Monday, February 22, 2010

Haiti womens micro-lending bank - spread the word!

This is the type of thing that too few of us know about because too few of our media outlets pay attention to truly supportive and community based projects.

Please take a moment to learn about how a network of women in Haiti have been able to mobilize quickly to distribute funds to get the economy moving again.

A branch of the Grameen bank of Bangladesh (specializing in micro-lending), Fonkoze, was able to work with high level officials within 24 hrs to get money to people in need.

Most essentially, read this and pass it along so that we can spread the word about some really important avenues for reducing dependence on commercial banking (which cannot easily respond in crisis).

Even the U.S. State Department understands how important this is --- saying that this alternative operation "may well have stabilized the banking system for the country's most vulnerable population."

Haiti womens micro-lending bank brings cash to the rescue

Understandably this was not the lead story during the first two days of the crisis. But, I would love to see us challenge more of the mainstream media to shine some light on these smaller, unconventional approaches to banking that really work to support people in challenging circumstances.

Yes, it would mean accepting that not all great ideas come from the U.S., and it would also mean accepting that the most powerful (by which I mean essentially contributing to society's well being) and important operations are NOT run by U.S. non-profits and/or government aid entities. Self-determination and grassroots organizing in action would need to be valued.

But, wouldn't this be a much better use of time than talking ad nauseum about fears of violence from those in desperate circumstances? The stench of racism in that conversation is so strong that it diverts attention from the remarkable work being done by many within third world countries today. Truly, this type of micro-lending is something that we could use more of here in the U.S. too. Read and feed your imagination. Then, pass it on to someone else.

Thursday, February 4, 2010

Re: James Arthur Ray charged with manslaughter, guilty of cultural appropriation

Glad to see the news this morning. It looks like James Arthur Ray will be facing charges stemming from the $9,695-a-person "spiritual warrior" workshop he led last October which included a sweat lodge as a final activity...and the death of three of the participants.

Let's be aware, though, that although these serious charges are significant and justifiable (from what I know), they do not capture the foundation of what led to the deaths of the three individuals who lost their lives in this tragedy. (For more thoughts on that...see my earlier blog posting.)

As the conversation moves forward, take note as to whether or not James Arthur Ray is held accountable for his cultural appropriation, his use of white privilege, his wanton use of a sacred healing and purification ceremony that HE turned into a profane trial of will.

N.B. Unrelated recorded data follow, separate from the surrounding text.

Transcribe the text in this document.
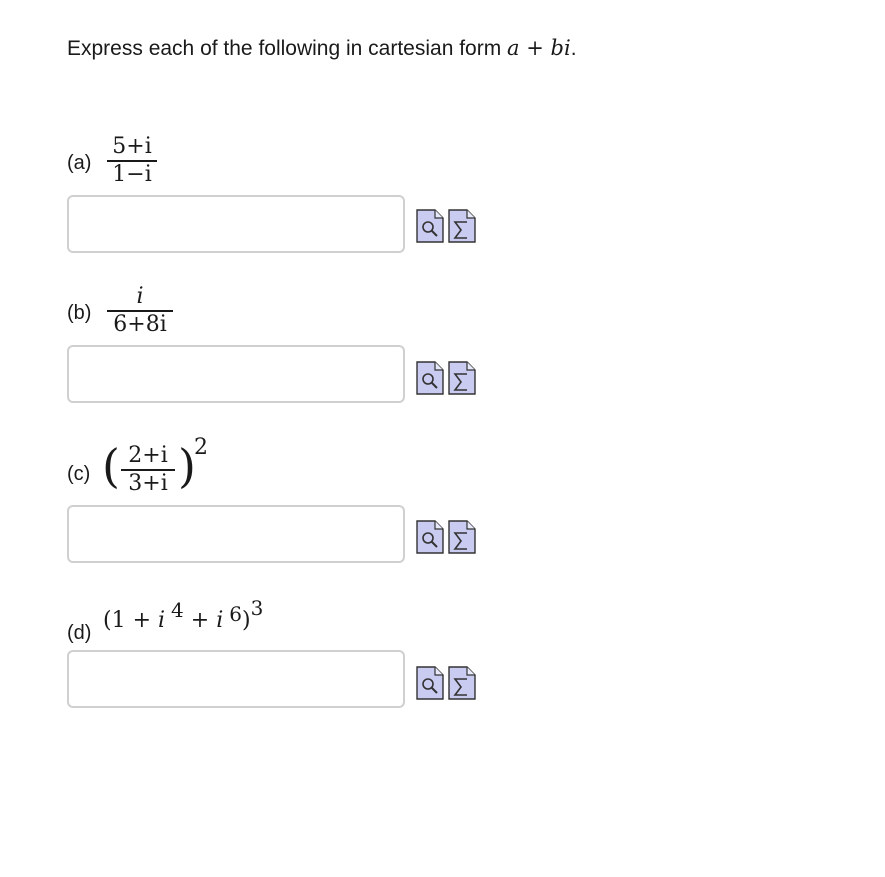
Express each of the following in cartesian form a + bi.
(a)
5+i
1−i
(b)
i
6+8i
(c) ( 2+i
3+i )
2
(d) (1 + i 4 + i 6)3
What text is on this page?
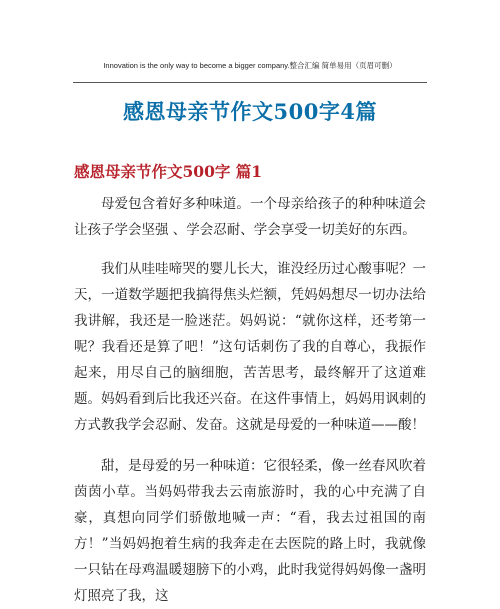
Innovation is the only way to become a bigger company.整合汇编 简单易用（页眉可删）
感恩母亲节作文500字4篇
感恩母亲节作文500字 篇1

母爱包含着好多种味道。一个母亲给孩子的种种味道会让孩子学会坚强 、学会忍耐、学会享受一切美好的东西。

我们从哇哇啼哭的婴儿长大，谁没经历过心酸事呢？一天，一道数学题把我搞得焦头烂额，凭妈妈想尽一切办法给我讲解，我还是一脸迷茫。妈妈说：“就你这样，还考第一呢？我看还是算了吧！”这句话刺伤了我的自尊心，我振作起来，用尽自己的脑细胞，苦苦思考，最终解开了这道难题。妈妈看到后比我还兴奋。在这件事情上，妈妈用讽刺的方式教我学会忍耐、发奋。这就是母爱的一种味道——酸！

甜，是母爱的另一种味道：它很轻柔，像一丝春风吹着茵茵小草。当妈妈带我去云南旅游时，我的心中充满了自豪，真想向同学们骄傲地喊一声：“看，我去过祖国的南方！”当妈妈抱着生病的我奔走在去医院的路上时，我就像一只钻在母鸡温暖翅膀下的小鸡，此时我觉得妈妈像一盏明灯照亮了我，这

Saying that he "researched" these practices in Peru hardly absolves him...In fact, it just makes it worse, as far as I see it. I've not heard him speak of elders who passed down their practices to him. I've not heard him name how he came to see himself as sufficiently trained in the tradition to become a water pourer. I've not heard him speak humbly in any way, shape or form around this issue. The question becomes, I suppose, do I think this misuse of a culture's traditional practices in this way constitutes, in and of itself, a criminal act?

Yes, cultural appropriation used in this fashion SHOULD be considered criminal. This is not to shift the attention away from those who lost their lives. But, instead, my hope is that we would draw the line about what is acceptable well before someone has to lose their life.

But, what do you think?

Do you see the privilege in this, as I do?

Do you recognize the difference between being influenced by other cultures vs. using them in an exploitative fashion?

Monday, February 1, 2010

Profit in anti-racism, and why the workshop series is free

The question arose the minute the Witnessing Whiteness Workshop Series was posted and people started receiving the announcement. Why are you giving it away? You should be charging for this!

Not everyone responds in this fashion. Friends in racial justice work are far more surprised than opposed. They recognize that all-too-often important resources are priced out of reach of many of the grassroots or community groups who would really like to use them.

For me it is largely a matter of wanting the resources to be used. I want people to really dig in to the ideas in the book and get as much out of the reading as possible. In an economy such as ours, starting with a relatively pricey book but then adding a really rich companion resource for no charge makes the book purchase a lot more rational.

Admittedly, if I were trying to make my living from this work, this approach would likely be more challenging. But, I work a full time job in addition to my anti-racism efforts. This allows me to make the choice more easily.

This is also not without context. There are many that rightly question how white people doing anti-racism benefit markedly from the work. How many of us are called to speak more often because of the very privilege that we're trying to dismantle? I think it happens a lot. I recognize it in the reasons people give when they call me to invite me to give a talk. We talk about it.

Let's be honest. For those who know me, they know I have a nice enough quality of life and I receive compensation when I travel to offer presentations. Making this workshop series accessible and free to anyone wishing to use it is simply the right thing to do. No self-righteousness involved. It just makes sense.

My only hope is that people don't imagine that the series is less valuable because they didn't need to pay for it. (You know, that does happen sometimes.) That is truly my deepest concern.